The best definition of natural wines I’ve found comes from Dan Lillie, co-founder of Chambers Street Wines in New York

“A Natural Wine is a traditional view of wine as an expression of specific terroir and grape varieties, with minimal intervention by the winemaker.”

Organic, biodynamic, sustainable…all fit under a approach to making wine that is organic in intent, respects natural processes and is focused on taste and terroir.

As I write, taste and talk with friends about wine, this language to describe ‘what’ is working well. The community has its own wisdom as proven by many other industries moving to the social web. People trust their own tastes and understand wine as connected to natural and organic farming. It’s a great start.

This perfect confluence of factors is at the tipping point of fast change. I believe it is all starting to gel.

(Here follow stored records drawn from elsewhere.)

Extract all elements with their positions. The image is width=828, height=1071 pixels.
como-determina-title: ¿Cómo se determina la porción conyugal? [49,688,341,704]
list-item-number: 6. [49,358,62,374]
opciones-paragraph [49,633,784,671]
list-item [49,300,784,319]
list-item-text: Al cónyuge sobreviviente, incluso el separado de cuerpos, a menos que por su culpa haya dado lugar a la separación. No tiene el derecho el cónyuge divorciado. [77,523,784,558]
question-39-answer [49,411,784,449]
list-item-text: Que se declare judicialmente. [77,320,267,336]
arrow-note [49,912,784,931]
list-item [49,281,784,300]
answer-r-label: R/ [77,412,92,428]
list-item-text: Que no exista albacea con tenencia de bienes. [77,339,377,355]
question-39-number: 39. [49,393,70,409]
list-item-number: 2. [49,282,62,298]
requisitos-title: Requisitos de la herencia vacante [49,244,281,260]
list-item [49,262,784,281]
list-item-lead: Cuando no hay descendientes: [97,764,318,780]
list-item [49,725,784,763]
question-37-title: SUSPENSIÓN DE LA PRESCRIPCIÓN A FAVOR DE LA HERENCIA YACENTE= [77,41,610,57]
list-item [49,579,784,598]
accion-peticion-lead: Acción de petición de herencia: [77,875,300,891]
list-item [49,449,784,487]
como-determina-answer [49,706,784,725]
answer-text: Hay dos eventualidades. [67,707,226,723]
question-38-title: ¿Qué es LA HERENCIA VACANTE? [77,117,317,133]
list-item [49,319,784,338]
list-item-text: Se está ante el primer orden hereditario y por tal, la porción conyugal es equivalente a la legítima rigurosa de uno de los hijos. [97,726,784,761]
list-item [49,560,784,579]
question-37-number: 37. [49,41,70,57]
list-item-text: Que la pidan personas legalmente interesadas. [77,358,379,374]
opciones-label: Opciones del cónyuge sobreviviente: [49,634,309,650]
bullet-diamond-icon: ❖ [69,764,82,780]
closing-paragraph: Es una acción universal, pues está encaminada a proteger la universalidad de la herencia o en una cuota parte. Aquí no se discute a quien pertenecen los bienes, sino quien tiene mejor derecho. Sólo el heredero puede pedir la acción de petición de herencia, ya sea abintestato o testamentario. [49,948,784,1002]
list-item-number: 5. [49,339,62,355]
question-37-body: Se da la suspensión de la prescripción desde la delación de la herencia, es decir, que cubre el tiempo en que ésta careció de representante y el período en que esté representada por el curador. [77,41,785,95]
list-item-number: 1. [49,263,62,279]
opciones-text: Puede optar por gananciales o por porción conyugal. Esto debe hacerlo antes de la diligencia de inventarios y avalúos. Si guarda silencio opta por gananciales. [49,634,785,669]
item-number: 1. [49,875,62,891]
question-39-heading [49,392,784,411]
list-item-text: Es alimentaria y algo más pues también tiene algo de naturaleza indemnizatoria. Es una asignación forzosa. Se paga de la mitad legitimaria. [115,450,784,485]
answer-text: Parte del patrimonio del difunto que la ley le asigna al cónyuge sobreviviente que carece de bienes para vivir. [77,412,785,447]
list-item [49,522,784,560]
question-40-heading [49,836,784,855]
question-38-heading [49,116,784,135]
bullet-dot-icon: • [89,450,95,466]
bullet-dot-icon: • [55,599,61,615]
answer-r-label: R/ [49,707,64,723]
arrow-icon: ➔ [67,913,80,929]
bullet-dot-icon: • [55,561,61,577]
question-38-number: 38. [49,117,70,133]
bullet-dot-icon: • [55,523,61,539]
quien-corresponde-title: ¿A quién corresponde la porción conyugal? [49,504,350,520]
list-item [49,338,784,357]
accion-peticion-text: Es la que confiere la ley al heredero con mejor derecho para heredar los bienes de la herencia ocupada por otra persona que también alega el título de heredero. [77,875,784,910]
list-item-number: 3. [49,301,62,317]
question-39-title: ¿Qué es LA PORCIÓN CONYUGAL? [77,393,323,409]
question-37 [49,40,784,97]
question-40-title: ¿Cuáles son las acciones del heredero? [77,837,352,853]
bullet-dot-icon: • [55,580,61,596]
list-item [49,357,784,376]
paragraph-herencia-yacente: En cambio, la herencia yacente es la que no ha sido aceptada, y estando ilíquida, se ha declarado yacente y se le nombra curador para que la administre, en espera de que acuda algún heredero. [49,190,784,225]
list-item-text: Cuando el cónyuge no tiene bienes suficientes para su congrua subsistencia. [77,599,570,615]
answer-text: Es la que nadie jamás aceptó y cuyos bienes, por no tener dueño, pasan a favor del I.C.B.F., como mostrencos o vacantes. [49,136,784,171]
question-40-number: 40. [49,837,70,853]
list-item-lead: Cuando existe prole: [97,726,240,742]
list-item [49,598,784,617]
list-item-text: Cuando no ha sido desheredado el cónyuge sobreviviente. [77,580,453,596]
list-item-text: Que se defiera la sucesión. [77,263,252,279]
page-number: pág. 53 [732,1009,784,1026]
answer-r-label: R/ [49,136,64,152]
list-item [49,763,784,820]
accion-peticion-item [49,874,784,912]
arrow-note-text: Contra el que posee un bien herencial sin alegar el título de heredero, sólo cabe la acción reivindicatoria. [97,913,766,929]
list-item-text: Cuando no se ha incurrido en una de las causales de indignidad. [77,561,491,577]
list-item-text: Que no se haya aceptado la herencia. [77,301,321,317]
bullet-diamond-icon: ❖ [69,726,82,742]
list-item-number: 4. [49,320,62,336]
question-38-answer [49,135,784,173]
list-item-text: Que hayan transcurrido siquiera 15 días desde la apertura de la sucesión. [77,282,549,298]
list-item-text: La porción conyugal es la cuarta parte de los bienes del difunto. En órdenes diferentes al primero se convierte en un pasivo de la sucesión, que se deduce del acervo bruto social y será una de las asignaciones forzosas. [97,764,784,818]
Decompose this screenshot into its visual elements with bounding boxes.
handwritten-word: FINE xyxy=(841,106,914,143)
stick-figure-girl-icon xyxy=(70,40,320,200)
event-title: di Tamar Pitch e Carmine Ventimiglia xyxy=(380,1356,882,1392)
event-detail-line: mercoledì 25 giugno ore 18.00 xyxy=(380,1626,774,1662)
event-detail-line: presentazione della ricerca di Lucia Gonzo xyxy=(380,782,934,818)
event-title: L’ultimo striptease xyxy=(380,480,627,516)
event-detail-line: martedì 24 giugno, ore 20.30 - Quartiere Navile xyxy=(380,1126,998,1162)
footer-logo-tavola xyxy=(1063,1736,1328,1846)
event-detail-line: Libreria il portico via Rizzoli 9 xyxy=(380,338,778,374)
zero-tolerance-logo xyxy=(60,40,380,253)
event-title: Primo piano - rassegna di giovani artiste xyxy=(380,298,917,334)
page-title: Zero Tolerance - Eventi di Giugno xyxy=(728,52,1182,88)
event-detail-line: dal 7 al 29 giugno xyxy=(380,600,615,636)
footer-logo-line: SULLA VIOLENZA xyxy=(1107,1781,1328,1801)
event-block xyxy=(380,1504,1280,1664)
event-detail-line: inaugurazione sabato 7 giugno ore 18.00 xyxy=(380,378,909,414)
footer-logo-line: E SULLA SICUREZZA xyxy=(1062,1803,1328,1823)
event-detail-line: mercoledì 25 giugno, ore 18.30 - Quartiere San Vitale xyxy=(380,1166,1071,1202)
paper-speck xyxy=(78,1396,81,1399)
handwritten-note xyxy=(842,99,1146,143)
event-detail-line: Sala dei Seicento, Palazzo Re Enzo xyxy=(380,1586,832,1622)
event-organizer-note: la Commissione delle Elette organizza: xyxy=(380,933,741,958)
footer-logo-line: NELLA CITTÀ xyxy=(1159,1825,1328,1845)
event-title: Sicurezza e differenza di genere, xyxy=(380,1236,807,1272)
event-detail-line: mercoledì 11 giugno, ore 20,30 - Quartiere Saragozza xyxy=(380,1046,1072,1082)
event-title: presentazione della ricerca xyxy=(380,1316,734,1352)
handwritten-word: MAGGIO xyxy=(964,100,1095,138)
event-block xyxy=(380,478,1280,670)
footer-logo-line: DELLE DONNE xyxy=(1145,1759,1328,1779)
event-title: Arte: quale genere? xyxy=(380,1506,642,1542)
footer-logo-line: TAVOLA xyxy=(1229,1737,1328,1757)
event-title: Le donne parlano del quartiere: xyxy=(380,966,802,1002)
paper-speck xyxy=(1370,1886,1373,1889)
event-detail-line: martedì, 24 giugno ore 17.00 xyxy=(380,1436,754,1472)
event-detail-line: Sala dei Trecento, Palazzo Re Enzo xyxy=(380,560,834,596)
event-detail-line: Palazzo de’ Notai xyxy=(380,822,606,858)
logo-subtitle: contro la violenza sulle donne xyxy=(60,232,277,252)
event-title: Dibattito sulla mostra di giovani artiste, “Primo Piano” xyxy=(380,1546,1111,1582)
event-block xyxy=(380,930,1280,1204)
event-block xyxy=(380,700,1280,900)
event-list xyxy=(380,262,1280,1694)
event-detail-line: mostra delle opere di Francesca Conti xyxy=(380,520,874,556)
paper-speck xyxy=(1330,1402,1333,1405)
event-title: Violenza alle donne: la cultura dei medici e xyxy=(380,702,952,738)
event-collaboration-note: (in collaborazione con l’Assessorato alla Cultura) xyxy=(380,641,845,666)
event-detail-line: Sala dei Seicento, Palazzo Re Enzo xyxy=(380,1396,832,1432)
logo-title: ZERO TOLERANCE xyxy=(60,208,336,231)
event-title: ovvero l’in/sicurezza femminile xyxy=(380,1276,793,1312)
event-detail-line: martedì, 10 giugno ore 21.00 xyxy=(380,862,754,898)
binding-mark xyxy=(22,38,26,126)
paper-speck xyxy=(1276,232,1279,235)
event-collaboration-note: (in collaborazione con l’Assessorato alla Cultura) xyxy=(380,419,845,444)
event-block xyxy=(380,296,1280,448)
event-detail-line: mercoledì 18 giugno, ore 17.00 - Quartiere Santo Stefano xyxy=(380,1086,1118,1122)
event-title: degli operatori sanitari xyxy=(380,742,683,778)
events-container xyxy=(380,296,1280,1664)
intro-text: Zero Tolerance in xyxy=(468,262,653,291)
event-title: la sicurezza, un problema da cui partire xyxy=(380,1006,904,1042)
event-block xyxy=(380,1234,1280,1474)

The social web by definition creates a global sense of local and flattens time and space. It has democratized business after business and industry after industry from travel to automotive to books and music. My post “Social media…Few rules. Powerful tools. Endless opportunities.” talks about this from the industry perspective.

Wine is next…in fact it is already happening.

There are holes and challenges a plenty. Winemakers need to find a way to participate in social media that is easy and time efficient. Wine shops, both terrestrial and online need to be bold and market the small winery with limited production. And bloggers and educators need to find language to communicate their passions for this great and true approach to winemaking.

Many are starting to do this.

Rowan Gormley and Naked Wines in the UK have a great model to fund and deliver artisanal wines at a competitive price. Companies like AVIN, led by Andre Ribeirinho, are trying to sort this out from a database layer. Wine travel groups like Per Karlsson’s BKWine and Wink Lorch’s WineTravelGuides are doing a great job at natural wine tours. And the EWBC organization, founded by Gabriella and Ryan Opaz and Robert MacIntosh have created a dynamic forum for social and wine communications. And or course, chefs and restaurateurs are putting in the resources to pair natural wines with fresh and local foods.

But this is just a beginning.

It’s been a slow warm-up period but this marathon of change will be run like an Olympic sprint. Everyone from the producer to the consumer and the entrepreneurs who connect them will benefit.